We should not act as if we too felt that we were threatened in today's world. We are by far the most powerful nation in the world, the only Allied nation which came out of the war without devastation and much stronger than before the war. Any talk on our part about the need for strengthening our defenses further is bound to appear hypocritical to other nations . . . .

This proposal admittedly calls for a shift in some of our thinking about international matters. It is imperative that we make this shift. We have little time to lose.
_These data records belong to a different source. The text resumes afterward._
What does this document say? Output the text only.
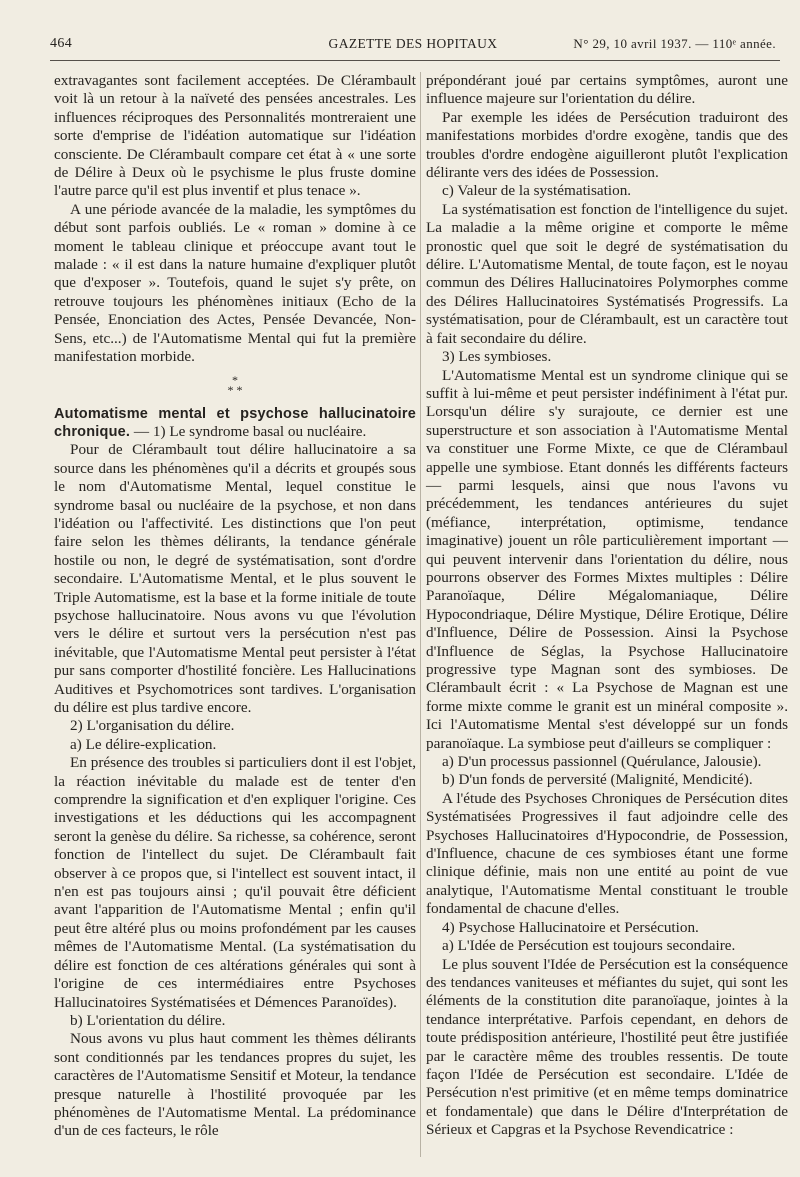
464	GAZETTE DES HOPITAUX	N° 29, 10 avril 1937. — 110ᵉ année.

extravagantes sont facilement acceptées. De Clérambault voit là un retour à la naïveté des pensées ancestrales. Les influences réciproques des Personnalités montreraient une sorte d'emprise de l'idéation automatique sur l'idéation consciente. De Clérambault compare cet état à « une sorte de Délire à Deux où le psychisme le plus fruste domine l'autre parce qu'il est plus inventif et plus tenace ».

A une période avancée de la maladie, les symptômes du début sont parfois oubliés. Le « roman » domine à ce moment le tableau clinique et préoccupe avant tout le malade : « il est dans la nature humaine d'expliquer plutôt que d'exposer ». Toutefois, quand le sujet s'y prête, on retrouve toujours les phénomènes initiaux (Echo de la Pensée, Enonciation des Actes, Pensée Devancée, Non-Sens, etc...) de l'Automatisme Mental qui fut la première manifestation morbide.

*
* *

Automatisme mental et psychose hallucinatoire chronique. — 1) Le syndrome basal ou nucléaire.

Pour de Clérambault tout délire hallucinatoire a sa source dans les phénomènes qu'il a décrits et groupés sous le nom d'Automatisme Mental, lequel constitue le syndrome basal ou nucléaire de la psychose, et non dans l'idéation ou l'affectivité. Les distinctions que l'on peut faire selon les thèmes délirants, la tendance générale hostile ou non, le degré de systématisation, sont d'ordre secondaire. L'Automatisme Mental, et le plus souvent le Triple Automatisme, est la base et la forme initiale de toute psychose hallucinatoire. Nous avons vu que l'évolution vers le délire et surtout vers la persécution n'est pas inévitable, que l'Automatisme Mental peut persister à l'état pur sans comporter d'hostilité foncière. Les Hallucinations Auditives et Psychomotrices sont tardives. L'organisation du délire est plus tardive encore.

2) L'organisation du délire.

a) Le délire-explication.

En présence des troubles si particuliers dont il est l'objet, la réaction inévitable du malade est de tenter d'en comprendre la signification et d'en expliquer l'origine. Ces investigations et les déductions qui les accompagnent seront la genèse du délire. Sa richesse, sa cohérence, seront fonction de l'intellect du sujet. De Clérambault fait observer à ce propos que, si l'intellect est souvent intact, il n'en est pas toujours ainsi ; qu'il pouvait être déficient avant l'apparition de l'Automatisme Mental ; enfin qu'il peut être altéré plus ou moins profondément par les causes mêmes de l'Automatisme Mental. (La systématisation du délire est fonction de ces altérations générales qui sont à l'origine de ces intermédiaires entre Psychoses Hallucinatoires Systématisées et Démences Paranoïdes).

b) L'orientation du délire.

Nous avons vu plus haut comment les thèmes délirants sont conditionnés par les tendances propres du sujet, les caractères de l'Automatisme Sensitif et Moteur, la tendance presque naturelle à l'hostilité provoquée par les phénomènes de l'Automatisme Mental. La prédominance d'un de ces facteurs, le rôle

prépondérant joué par certains symptômes, auront une influence majeure sur l'orientation du délire.

Par exemple les idées de Persécution traduiront des manifestations morbides d'ordre exogène, tandis que des troubles d'ordre endogène aiguilleront plutôt l'explication délirante vers des idées de Possession.

c) Valeur de la systématisation.

La systématisation est fonction de l'intelligence du sujet. La maladie a la même origine et comporte le même pronostic quel que soit le degré de systématisation du délire. L'Automatisme Mental, de toute façon, est le noyau commun des Délires Hallucinatoires Polymorphes comme des Délires Hallucinatoires Systématisés Progressifs. La systématisation, pour de Clérambault, est un caractère tout à fait secondaire du délire.

3) Les symbioses.

L'Automatisme Mental est un syndrome clinique qui se suffit à lui-même et peut persister indéfiniment à l'état pur. Lorsqu'un délire s'y surajoute, ce dernier est une superstructure et son association à l'Automatisme Mental va constituer une Forme Mixte, ce que de Clérambaul appelle une symbiose. Etant donnés les différents facteurs — parmi lesquels, ainsi que nous l'avons vu précédemment, les tendances antérieures du sujet (méfiance, interprétation, optimisme, tendance imaginative) jouent un rôle particulièrement important — qui peuvent intervenir dans l'orientation du délire, nous pourrons observer des Formes Mixtes multiples : Délire Paranoïaque, Délire Mégalomaniaque, Délire Hypocondriaque, Délire Mystique, Délire Erotique, Délire d'Influence, Délire de Possession. Ainsi la Psychose d'Influence de Séglas, la Psychose Hallucinatoire progressive type Magnan sont des symbioses. De Clérambault écrit : « La Psychose de Magnan est une forme mixte comme le granit est un minéral composite ». Ici l'Automatisme Mental s'est développé sur un fonds paranoïaque. La symbiose peut d'ailleurs se compliquer :

a) D'un processus passionnel (Quérulance, Jalousie).

b) D'un fonds de perversité (Malignité, Mendicité).

A l'étude des Psychoses Chroniques de Persécution dites Systématisées Progressives il faut adjoindre celle des Psychoses Hallucinatoires d'Hypocondrie, de Possession, d'Influence, chacune de ces symbioses étant une forme clinique définie, mais non une entité au point de vue analytique, l'Automatisme Mental constituant le trouble fondamental de chacune d'elles.

4) Psychose Hallucinatoire et Persécution.

a) L'Idée de Persécution est toujours secondaire.

Le plus souvent l'Idée de Persécution est la conséquence des tendances vaniteuses et méfiantes du sujet, qui sont les éléments de la constitution dite paranoïaque, jointes à la tendance interprétative. Parfois cependant, en dehors de toute prédisposition antérieure, l'hostilité peut être justifiée par le caractère même des troubles ressentis. De toute façon l'Idée de Persécution est secondaire. L'Idée de Persécution n'est primitive (et en même temps dominatrice et fondamentale) que dans le Délire d'Interprétation de Sérieux et Capgras et la Psychose Revendicatrice :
Our postwar actions have not yet been adjusted to the lessons to be gained from experience of Allied cooperation during the war and the facts of the atomic age.

It is certainly desirable that, as far as possible, we achieve unity on the home front with respect to our international relations; but unity on the basis of building up conflict abroad would prove to be not only unsound but disastrous. I think there is some reason to fear that in our earnest efforts to achieve bipartisan unity in this country we may have given way too much to isolationism masquerading as tough realism in international affairs.

The real test lies in the achievement of international unity. It will be fruitless to continue to seek solutions for the many specific problems that face us in the making of the peace and in the establishment of an enduring international order without first achieving an atmosphere of mutual trust and confidence. The task admittedly is not an easy one.

There is no question, as the Secretary of State has indicated, that negotiations with the Russians are difficult because of cultural differences, their traditional isolationism, and their insistence on a visible quid pro quo in all agreements. But the task is not an insuperable one if we take into account that to other nations our foreign policy consists not only of the principles that we advocate but of the actions we take.

Fundamentally, this comes down to the point discussed earlier in this letter, that even our own security, in the sense that we have known it in the past, cannot be preserved by military means in a world armed with atomic weapons. The only type of security which can be maintained by our own military force is the type described by a military man before the Senate Atomic Energy Commission--a security against invasion after all our cities and perhaps 40 million of our city population have been destroyed by atomic weapons. That is the best that "security" on the basis of armaments has to offer us. It is not the kind of security that our people and the people of the other United Nations are striving for.

11. Excerpted from a letter sent by Henry Wallace to President Truman, July 23, 1946, in Harry Truman Papers, Harry S Truman Library, Independence, Missouri.